WHO is launching the Decade of Action for Road Safety 2021-2030 today in Geneva, with the ambitious goal of preventing at least 50% of road deaths and injuries by 2030. WHO and the United Nations regional commissions, in cooperation with other partners in the United Nations road safety collaboration, have developed a global plan for the decade of action, which is released today.
Globally, more than 3,500 people die on the roads every day, accounting for nearly 1.3 million preventable deaths and about 50 million injuries each year, making it the leading killer of children and youth in the world. As it stands, they are expected to cause an estimated 13 million deaths and 500 million injuries over the next decade, especially in low- and middle-income countries. These figures are unacceptable, both in absolute and relative terms. Road traffic crashes have remained a leading cause of death globally, even though each and every one of these deaths and injuries is preventable.
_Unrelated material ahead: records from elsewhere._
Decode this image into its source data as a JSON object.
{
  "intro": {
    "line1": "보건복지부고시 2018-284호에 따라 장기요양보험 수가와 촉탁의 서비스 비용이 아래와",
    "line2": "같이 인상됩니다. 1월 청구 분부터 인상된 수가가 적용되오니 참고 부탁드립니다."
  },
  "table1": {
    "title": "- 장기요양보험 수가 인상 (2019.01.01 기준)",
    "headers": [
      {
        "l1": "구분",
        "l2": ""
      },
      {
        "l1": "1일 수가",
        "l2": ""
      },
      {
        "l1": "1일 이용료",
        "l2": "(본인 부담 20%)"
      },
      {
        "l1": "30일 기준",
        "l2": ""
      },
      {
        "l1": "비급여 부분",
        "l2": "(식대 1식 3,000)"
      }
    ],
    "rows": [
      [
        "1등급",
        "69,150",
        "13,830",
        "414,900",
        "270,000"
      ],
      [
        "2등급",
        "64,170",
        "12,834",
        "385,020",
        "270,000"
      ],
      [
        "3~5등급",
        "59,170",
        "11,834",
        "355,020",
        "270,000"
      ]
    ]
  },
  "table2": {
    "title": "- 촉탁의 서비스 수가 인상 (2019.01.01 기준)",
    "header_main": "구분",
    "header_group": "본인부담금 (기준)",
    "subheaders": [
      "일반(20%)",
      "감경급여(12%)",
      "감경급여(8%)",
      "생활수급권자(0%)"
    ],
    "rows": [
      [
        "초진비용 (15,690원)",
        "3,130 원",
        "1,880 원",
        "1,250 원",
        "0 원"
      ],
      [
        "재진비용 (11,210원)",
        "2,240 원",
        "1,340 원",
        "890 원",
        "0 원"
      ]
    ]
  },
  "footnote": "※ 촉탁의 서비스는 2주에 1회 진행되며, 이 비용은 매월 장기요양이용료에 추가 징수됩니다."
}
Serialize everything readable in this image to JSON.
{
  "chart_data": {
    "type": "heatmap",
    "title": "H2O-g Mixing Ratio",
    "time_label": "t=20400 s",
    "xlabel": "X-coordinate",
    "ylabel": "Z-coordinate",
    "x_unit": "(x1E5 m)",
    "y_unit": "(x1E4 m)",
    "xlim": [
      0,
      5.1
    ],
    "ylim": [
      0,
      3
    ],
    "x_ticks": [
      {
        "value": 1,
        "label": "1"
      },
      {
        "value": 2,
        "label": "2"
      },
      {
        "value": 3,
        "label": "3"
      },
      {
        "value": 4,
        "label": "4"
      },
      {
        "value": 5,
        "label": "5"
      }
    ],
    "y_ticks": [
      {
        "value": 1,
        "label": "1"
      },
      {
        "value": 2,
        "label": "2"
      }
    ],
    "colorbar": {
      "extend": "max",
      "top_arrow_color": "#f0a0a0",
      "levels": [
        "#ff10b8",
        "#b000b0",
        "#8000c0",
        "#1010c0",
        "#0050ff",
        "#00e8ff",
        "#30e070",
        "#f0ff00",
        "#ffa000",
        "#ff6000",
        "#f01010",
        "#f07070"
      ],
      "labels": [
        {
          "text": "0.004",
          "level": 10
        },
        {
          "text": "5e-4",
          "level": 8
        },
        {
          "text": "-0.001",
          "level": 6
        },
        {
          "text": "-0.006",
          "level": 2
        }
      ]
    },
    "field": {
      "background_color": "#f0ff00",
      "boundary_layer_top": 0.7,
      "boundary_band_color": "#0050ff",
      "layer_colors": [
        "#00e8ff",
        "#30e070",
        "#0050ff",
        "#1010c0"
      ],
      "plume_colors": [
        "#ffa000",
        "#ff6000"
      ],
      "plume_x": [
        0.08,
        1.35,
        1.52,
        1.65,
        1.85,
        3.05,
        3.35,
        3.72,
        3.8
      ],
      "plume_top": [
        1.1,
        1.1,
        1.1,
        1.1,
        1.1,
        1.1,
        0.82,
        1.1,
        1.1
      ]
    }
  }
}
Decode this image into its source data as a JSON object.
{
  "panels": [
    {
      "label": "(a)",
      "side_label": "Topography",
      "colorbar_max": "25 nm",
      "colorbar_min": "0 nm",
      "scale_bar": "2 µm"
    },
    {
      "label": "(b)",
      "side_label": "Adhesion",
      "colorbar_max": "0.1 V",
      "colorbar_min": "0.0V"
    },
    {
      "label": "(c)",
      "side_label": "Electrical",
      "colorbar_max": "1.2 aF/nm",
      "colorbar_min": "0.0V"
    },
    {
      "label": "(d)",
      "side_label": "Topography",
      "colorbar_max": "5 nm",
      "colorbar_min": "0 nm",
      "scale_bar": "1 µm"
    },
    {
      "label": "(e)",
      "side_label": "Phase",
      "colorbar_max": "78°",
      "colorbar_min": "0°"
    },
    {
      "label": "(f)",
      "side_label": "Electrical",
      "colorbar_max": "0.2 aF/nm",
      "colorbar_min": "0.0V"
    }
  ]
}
The loss of lives and livelihoods, the disabilities caused, the heartache and pain and the financial costs caused by road accidents add to an intolerable toll on families, communities, societies and systems. health. Much of this suffering is preventable, by making roads and vehicles safer, and by promoting safe walking and cycling and greater use of public transport. The Global Plan for the Decade of Action for Road Safety sets out practical, evidence-based steps all countries and communities can take to save lives. “
Dr Tedros Adhanom Ghebreyesus, Director-General of WHO
Recognizing the importance of the problem and the need for action, governments around the world have unanimously declared – through United Nations General Assembly resolution 74/299 – the Decade of Action for road safety 2021-2030 with the explicit objective of reducing road deaths and injuries. at least 50% during this period.
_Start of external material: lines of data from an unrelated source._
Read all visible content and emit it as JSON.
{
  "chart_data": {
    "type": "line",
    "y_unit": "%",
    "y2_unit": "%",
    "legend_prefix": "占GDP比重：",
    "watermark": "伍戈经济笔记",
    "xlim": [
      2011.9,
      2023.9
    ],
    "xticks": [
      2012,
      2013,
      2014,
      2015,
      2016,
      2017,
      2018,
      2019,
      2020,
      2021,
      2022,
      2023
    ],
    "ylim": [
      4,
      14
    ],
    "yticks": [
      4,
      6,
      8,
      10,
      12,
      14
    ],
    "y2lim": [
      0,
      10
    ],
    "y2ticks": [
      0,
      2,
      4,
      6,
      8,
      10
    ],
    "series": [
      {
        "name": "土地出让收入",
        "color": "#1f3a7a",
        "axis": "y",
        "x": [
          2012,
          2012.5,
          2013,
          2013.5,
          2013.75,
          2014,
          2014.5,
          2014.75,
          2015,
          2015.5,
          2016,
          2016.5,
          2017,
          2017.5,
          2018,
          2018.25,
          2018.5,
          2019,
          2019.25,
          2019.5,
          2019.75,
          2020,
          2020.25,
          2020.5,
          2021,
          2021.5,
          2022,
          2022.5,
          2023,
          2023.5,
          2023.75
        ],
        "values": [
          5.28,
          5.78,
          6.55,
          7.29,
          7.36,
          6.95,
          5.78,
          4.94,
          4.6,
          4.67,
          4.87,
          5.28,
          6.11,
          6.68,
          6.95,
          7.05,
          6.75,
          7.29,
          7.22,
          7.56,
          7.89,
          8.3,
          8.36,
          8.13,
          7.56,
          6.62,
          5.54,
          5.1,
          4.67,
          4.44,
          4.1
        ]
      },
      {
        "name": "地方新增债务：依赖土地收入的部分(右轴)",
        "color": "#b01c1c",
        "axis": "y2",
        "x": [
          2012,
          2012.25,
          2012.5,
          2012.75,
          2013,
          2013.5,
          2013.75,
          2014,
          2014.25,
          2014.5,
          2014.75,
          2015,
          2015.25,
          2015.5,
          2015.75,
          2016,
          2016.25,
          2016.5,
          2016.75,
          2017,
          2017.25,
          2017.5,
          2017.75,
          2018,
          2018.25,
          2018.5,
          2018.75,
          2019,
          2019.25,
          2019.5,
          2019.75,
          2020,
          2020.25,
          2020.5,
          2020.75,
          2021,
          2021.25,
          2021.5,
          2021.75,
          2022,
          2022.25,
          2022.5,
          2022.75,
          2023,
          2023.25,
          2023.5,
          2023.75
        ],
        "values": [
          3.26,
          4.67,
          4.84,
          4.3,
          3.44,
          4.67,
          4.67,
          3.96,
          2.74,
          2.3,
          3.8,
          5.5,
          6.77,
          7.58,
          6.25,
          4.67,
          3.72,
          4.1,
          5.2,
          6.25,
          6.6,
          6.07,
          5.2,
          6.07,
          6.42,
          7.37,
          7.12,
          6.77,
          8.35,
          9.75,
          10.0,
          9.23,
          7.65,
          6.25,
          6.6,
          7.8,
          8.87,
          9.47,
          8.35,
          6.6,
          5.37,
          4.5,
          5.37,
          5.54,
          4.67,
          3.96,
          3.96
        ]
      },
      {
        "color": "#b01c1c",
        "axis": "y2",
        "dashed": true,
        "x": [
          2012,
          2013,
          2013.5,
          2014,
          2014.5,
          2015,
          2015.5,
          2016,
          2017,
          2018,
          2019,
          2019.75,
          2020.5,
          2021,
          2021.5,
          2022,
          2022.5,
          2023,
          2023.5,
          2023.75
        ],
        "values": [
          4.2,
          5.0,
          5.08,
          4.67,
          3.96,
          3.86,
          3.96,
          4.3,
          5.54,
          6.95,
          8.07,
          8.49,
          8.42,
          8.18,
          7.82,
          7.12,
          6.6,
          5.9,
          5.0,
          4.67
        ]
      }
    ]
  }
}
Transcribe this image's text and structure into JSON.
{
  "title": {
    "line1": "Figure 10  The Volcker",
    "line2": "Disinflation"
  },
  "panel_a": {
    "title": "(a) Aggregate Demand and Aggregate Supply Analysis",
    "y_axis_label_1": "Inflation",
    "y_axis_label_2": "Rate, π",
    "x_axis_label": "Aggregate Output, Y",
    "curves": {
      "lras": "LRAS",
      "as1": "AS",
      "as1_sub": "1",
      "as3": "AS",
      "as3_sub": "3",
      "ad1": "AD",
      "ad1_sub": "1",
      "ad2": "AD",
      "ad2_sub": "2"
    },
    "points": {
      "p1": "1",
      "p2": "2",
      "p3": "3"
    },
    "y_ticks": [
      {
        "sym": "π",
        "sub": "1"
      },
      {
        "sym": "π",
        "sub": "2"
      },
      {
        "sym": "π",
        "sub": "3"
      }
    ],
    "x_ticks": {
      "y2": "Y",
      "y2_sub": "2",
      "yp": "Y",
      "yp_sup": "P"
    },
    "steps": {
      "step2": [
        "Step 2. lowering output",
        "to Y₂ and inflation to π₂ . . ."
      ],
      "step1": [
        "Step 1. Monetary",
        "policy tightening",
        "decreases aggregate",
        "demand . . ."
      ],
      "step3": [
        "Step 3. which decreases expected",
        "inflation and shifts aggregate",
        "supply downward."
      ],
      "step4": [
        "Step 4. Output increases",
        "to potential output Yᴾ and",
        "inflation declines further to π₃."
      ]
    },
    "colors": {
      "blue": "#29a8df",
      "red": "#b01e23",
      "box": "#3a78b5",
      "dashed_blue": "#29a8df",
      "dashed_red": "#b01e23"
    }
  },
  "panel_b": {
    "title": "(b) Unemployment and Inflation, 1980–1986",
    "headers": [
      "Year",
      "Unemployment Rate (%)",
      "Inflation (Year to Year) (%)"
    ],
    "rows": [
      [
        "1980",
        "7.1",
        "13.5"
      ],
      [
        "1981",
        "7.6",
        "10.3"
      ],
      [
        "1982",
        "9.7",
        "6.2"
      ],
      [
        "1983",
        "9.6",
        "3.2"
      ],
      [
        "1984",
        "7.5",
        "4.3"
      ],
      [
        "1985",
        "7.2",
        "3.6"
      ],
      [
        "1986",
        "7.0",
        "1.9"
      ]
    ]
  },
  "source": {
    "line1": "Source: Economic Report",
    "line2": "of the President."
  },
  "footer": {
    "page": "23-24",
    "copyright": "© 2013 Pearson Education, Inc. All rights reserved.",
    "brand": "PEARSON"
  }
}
“One of the best ways to save and improve lives is to make our streets safer, but this work often doesn’t get the attention it deserves,” said Michael R. Bloomberg, founder of Bloomberg LP and Bloomberg Philanthropies and WHO Global Ambassador. for non-communicable diseases and injuries. “Bloomberg Philanthropies has been working to improve road safety since 2007 by strengthening laws, increasing enforcement, rethinking the streets and using data. I am happy to say that WHO’s ambitious global road safety plan includes many strategies that we have used to save lives, and this will help encourage governments around the world to make road safety a priority. absolute that it should be. “
This comprehensive plan describes the actions necessary to achieve this objective. This includes accelerated action to make walking, cycling and using public transport safe, as these are also healthier and greener modes of transport; ensure the safety of roads, vehicles and behavior; and ensure rapid and effective emergency care. It aims to inspire countries, including governments and partners, to act boldly and with determination, using the tools and knowledge gained over the past decade of action to change course.
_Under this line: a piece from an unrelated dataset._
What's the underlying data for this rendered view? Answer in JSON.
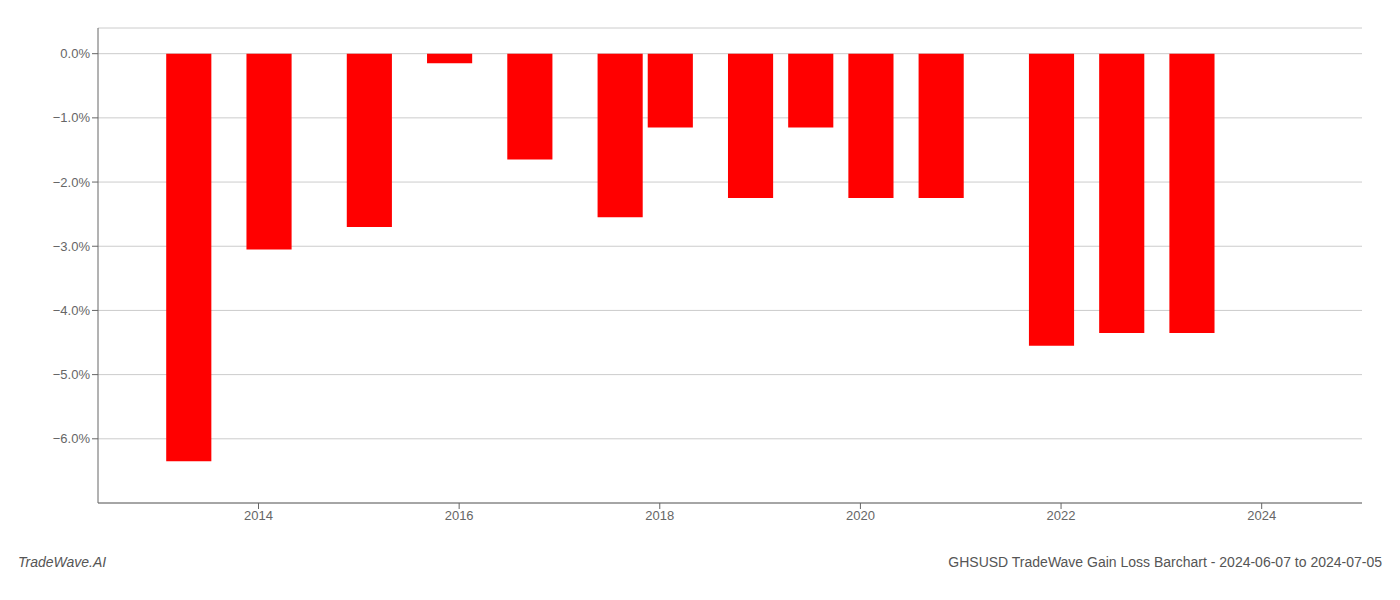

“More than 50 million people have died on the world’s roads since the invention of the automobile. That’s more than the death toll in World War I or some of the worst epidemics.” says Dr Etienne Krug, director of the Department of Social Determinants of Health. “It’s time to implement what we know works and shift to a much safer and healthier mode of transport. This new plan will lead countries on a more sustainable path.”
The Global Plan outlines recommended actions from proven and effective interventions, as well as best practices for preventing road traffic injuries. It should be used as a model to inform and inspire national and local plans tailored to local contexts, available resources and capacities. The Global Plan addresses not only high-level policy makers, but also other stakeholders who can influence road safety, such as civil society, academia, the private sector, and community and youth leaders.